Итак, соперники вышли на поединок. Согласно строгим дуэльным правилам, бой следовало проводить на специальном оружии, не знакомом никому из соперников. Однако в некоторых случаях этим требованием можно было пренебречь: например, если соперники не имели под рукой специального оружия, не хотели, из боязни огласки, купить или одолжить у кого-либо из приятелей пару дуэльных пистолетов или шпаг.
Дуэль на личном оружии допускалась также в случае серьезного оскорбления по требованию оскорбленного. В этом случае дворянин стремился демонстративно подчеркнуть, что свою честь он защищает тем же оружием, которым он защищает Отечество на поле боя, на котором он присягал государю.
Как проходил фехтовальный поединок?
Каждая сторона приносила с собой пару шпаг. Если предполагался бой на нейтральном оружии, то секунданты каждой стороны приносили по паре шпаг и своим честным словом заверяли, что их принципалам это оружие незнакомо. После этого секунданты совместно осматривали шпаги и по обоюдному согласию или по жребию выбирали одну пару, на которой и проводился бой (впрочем, достаточно часто секунданты еще на предварительной встрече решали, чье оружие более подходит для поединка). Затем пара шпаг предлагалась соперникам, причем правом первого выбора обладал тот, чье оружие было отвергнуто.

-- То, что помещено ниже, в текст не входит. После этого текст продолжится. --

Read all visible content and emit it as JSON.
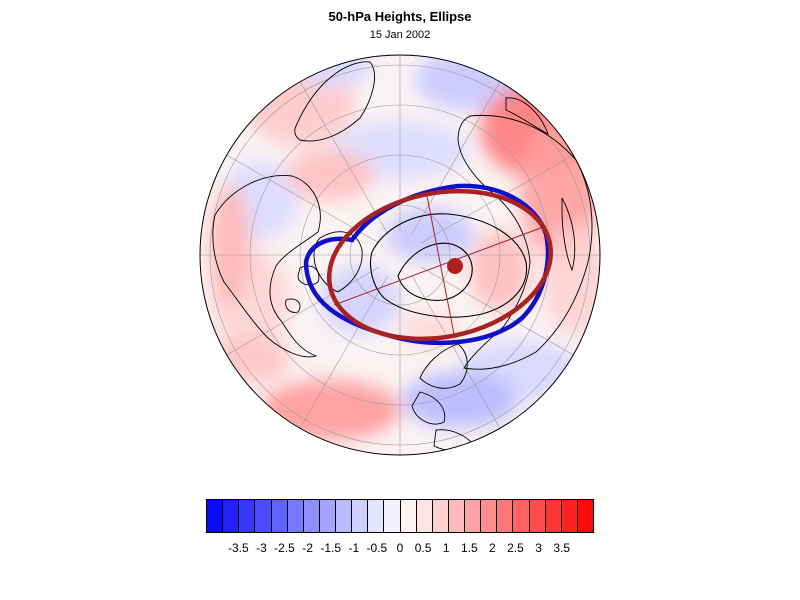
{
  "title": "50-hPa Heights, Ellipse",
  "subtitle": "15 Jan 2002",
  "map": {
    "projection": "polar stereographic (north pole)",
    "fill_type": "height anomaly",
    "vortex_edge_color": "#1010c8",
    "ellipse_color": "#a82222",
    "contour_color": "#000000",
    "coastline_color": "#000000",
    "grid_color": "#9a9a9a"
  },
  "colorbar": {
    "labels": [
      "-3.5",
      "-3",
      "-2.5",
      "-2",
      "-1.5",
      "-1",
      "-0.5",
      "0",
      "0.5",
      "1",
      "1.5",
      "2",
      "2.5",
      "3",
      "3.5"
    ],
    "colors": [
      "#0b0bff",
      "#2020ff",
      "#3636ff",
      "#4c4cff",
      "#6262ff",
      "#7878ff",
      "#8e8eff",
      "#a4a4ff",
      "#babaff",
      "#d0d0ff",
      "#e4e4ff",
      "#f2f2ff",
      "#fff2f2",
      "#ffe4e4",
      "#ffd0d0",
      "#ffbaba",
      "#ffa4a4",
      "#ff8e8e",
      "#ff7878",
      "#ff6262",
      "#ff4c4c",
      "#ff3636",
      "#ff2020",
      "#ff0b0b"
    ]
  }
}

Рисунки из пособия по фехтованию Николетто Джиганти. 1606
Каким условиям должно было отвечать дуэльное оружие? Дуэльный кодекс В. Дурасова (который в данном случае зафиксировал сложившуюся традицию) очень строго и точно регламентировал качества, которыми должно было обладать дуэльное оружие, в том числе вес его в граммах и все параметры в сантиметрах. Кроме того, на дуэли не допускались шпаги с отполированными чашками – они могли солнечным отражением ослепить соперника; не использовались шпаги, чашки которых имели отверстия для отламывания острия клинка соперника или специальные желобы для зацепления его. Подобные фехтовальные хитрости на дуэли считались недостойными.
Однако обычным требованием была одинаковость шпаг или, по крайней мере, одинаковая длина клинка. Когда не было выбора, вряд ли кто решился бы отказаться от боя из-за того, что имеющиеся шпаги были слишком тяжелы или недостаточно удобны.
Наиболее знаменитым и престижным было немецкое оружие золингенских (иногда говорили – «солингенских») заводов. С начала XIX века получило распространение и оружие русских заводов, в том числе Златоустовского, где производство было налажено при помощи немецких мастеров из Золингена.